The lawyer filed a petition for a writ of certiorari on Dec. 11, docketed by the court on Dec. 15, which argues that the Pennsylvania Supreme Court was wrong when it dismissed their case because the justices thought the plaintiffs filed their case with unreasonable delay.

“This Court should not turn a blind eye to unconstitutional election laws that permit massive vote dilution and have a significant impact on election outcomes, as the Pennsylvania Supreme Court did,” the petition (pdf) states.

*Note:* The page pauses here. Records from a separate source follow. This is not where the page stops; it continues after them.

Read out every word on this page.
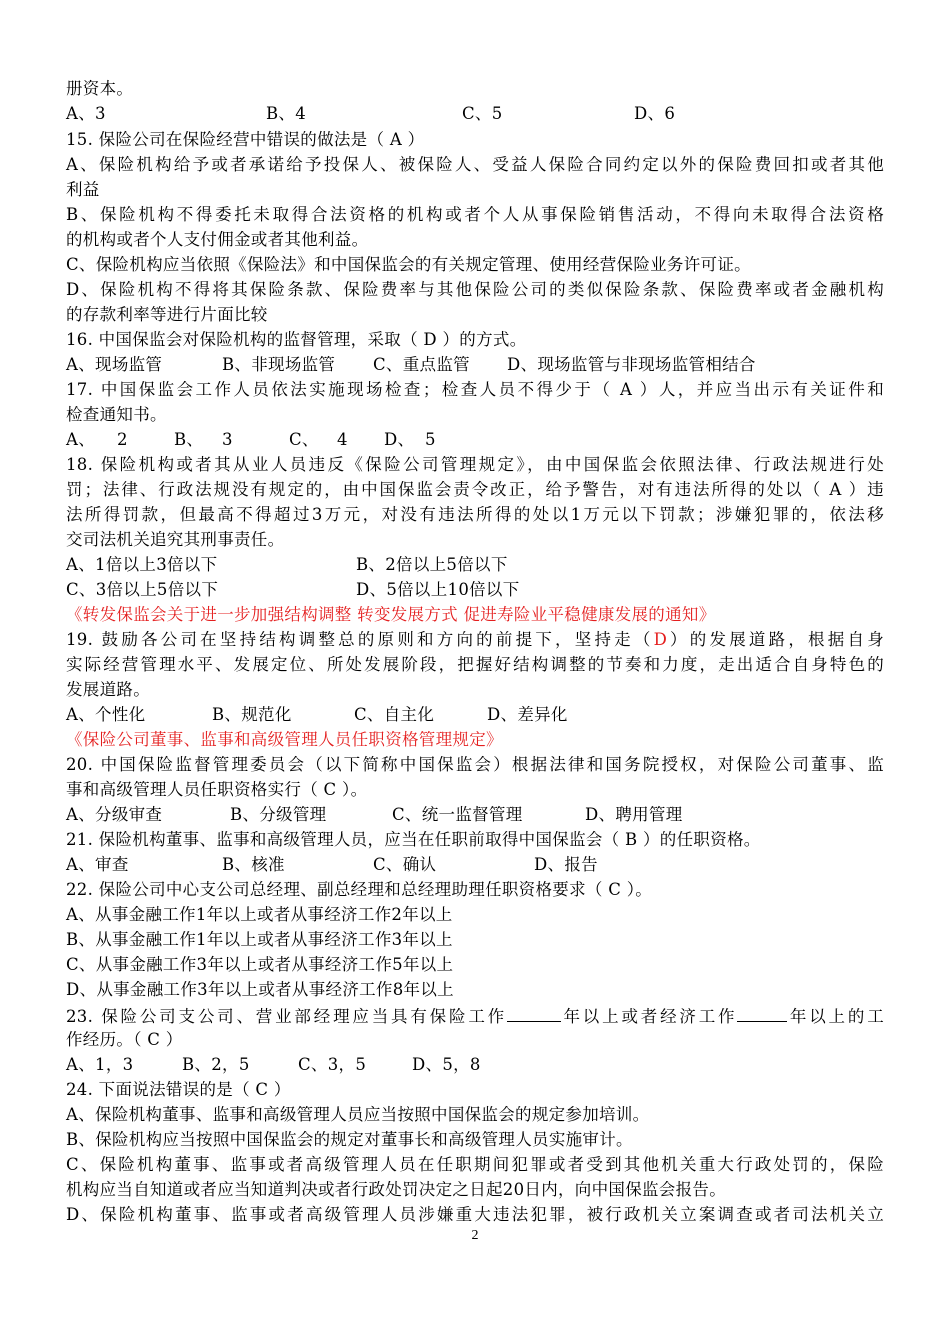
册资本。
A、3	B、4	C、5	D、6
15. 保险公司在保险经营中错误的做法是（ A ）
A、保险机构给予或者承诺给予投保人、被保险人、受益人保险合同约定以外的保险费回扣或者其他
利益
B、保险机构不得委托未取得合法资格的机构或者个人从事保险销售活动，不得向未取得合法资格
的机构或者个人支付佣金或者其他利益。
C、保险机构应当依照《保险法》和中国保监会的有关规定管理、使用经营保险业务许可证。
D、保险机构不得将其保险条款、保险费率与其他保险公司的类似保险条款、保险费率或者金融机构
的存款利率等进行片面比较
16. 中国保监会对保险机构的监督管理，采取（ D ）的方式。
A、现场监管	B、非现场监管 C、重点监管 D、现场监管与非现场监管相结合
17. 中国保监会工作人员依法实施现场检查；检查人员不得少于（ A ）人，并应当出示有关证件和
检查通知书。
A、 2	B、 3	C、 4 D、 5
18. 保险机构或者其从业人员违反《保险公司管理规定》，由中国保监会依照法律、行政法规进行处
罚；法律、行政法规没有规定的，由中国保监会责令改正，给予警告，对有违法所得的处以（ A ）违
法所得罚款，但最高不得超过3万元，对没有违法所得的处以1万元以下罚款；涉嫌犯罪的，依法移
交司法机关追究其刑事责任。
A、1倍以上3倍以下	B、2倍以上5倍以下
C、3倍以上5倍以下	D、5倍以上10倍以下
《转发保监会关于进一步加强结构调整 转变发展方式 促进寿险业平稳健康发展的通知》
19. 鼓励各公司在坚持结构调整总的原则和方向的前提下，坚持走（D）的发展道路，根据自身
实际经营管理水平、发展定位、所处发展阶段，把握好结构调整的节奏和力度，走出适合自身特色的
发展道路。
A、个性化	B、规范化	C、自主化	D、差异化
《保险公司董事、监事和高级管理人员任职资格管理规定》
20. 中国保险监督管理委员会（以下简称中国保监会）根据法律和国务院授权，对保险公司董事、监
事和高级管理人员任职资格实行（ C ）。
A、分级审查	B、分级管理	C、统一监督管理	D、聘用管理
21. 保险机构董事、监事和高级管理人员，应当在任职前取得中国保监会（ B ）的任职资格。
A、审查	B、核准	C、确认	D、报告
22. 保险公司中心支公司总经理、副总经理和总经理助理任职资格要求（ C ）。
A、从事金融工作1年以上或者从事经济工作2年以上
B、从事金融工作1年以上或者从事经济工作3年以上
C、从事金融工作3年以上或者从事经济工作5年以上
D、从事金融工作3年以上或者从事经济工作8年以上
23. 保险公司支公司、营业部经理应当具有保险工作	年以上或者经济工作	年以上的工
作经历。（ C ）
A、1，3	B、2，5	C、3，5	D、5，8
24. 下面说法错误的是（ C ）
A、保险机构董事、监事和高级管理人员应当按照中国保监会的规定参加培训。
B、保险机构应当按照中国保监会的规定对董事长和高级管理人员实施审计。
C、保险机构董事、监事或者高级管理人员在任职期间犯罪或者受到其他机关重大行政处罚的，保险
机构应当自知道或者应当知道判决或者行政处罚决定之日起20日内，向中国保监会报告。
D、保险机构董事、监事或者高级管理人员涉嫌重大违法犯罪，被行政机关立案调查或者司法机关立
2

The case at hand—cited as Kelly v. Pennsylvania—argues that Act 77, a law that made voting by mail without an excuse legal in Pennsylvania, was enacted in violation of Pennsylvania’s constitution. The state constitution, the plaintiffs argue, prohibits absentee voting in Pennsylvania except for four limited circumstances.

The lawsuit alleges that the state law is “another illegal attempt to override the limitations on absentee voting prescribed in the Pennsylvania Constitution, without first following the necessary procedure to amend the constitution to allow for the expansion.”


 

Who does this remind you of?:

A new paper in the scientific journal Personality and Individual Differences posits a Tendency for Interpersonal Victimhood (TIV), an archetype defined by several truly toxic traits: a pathological need for recognition, a difficulty empathizing with others, feelings of moral superiority, and, importantly, a thirst for vengeance.

 

And now for something completely different:

Ontario Provincial Police officers who attended a single-vehicle collision in North Grenville, just south of Ottawa, found an unusual culprit with their paws on the wheel: the family dog.

The incident occurred Dec. 9, when officers responded to reports of a car in the ditch. Not only was there a car in the ditch, there was also a “pug-like dog” in the car.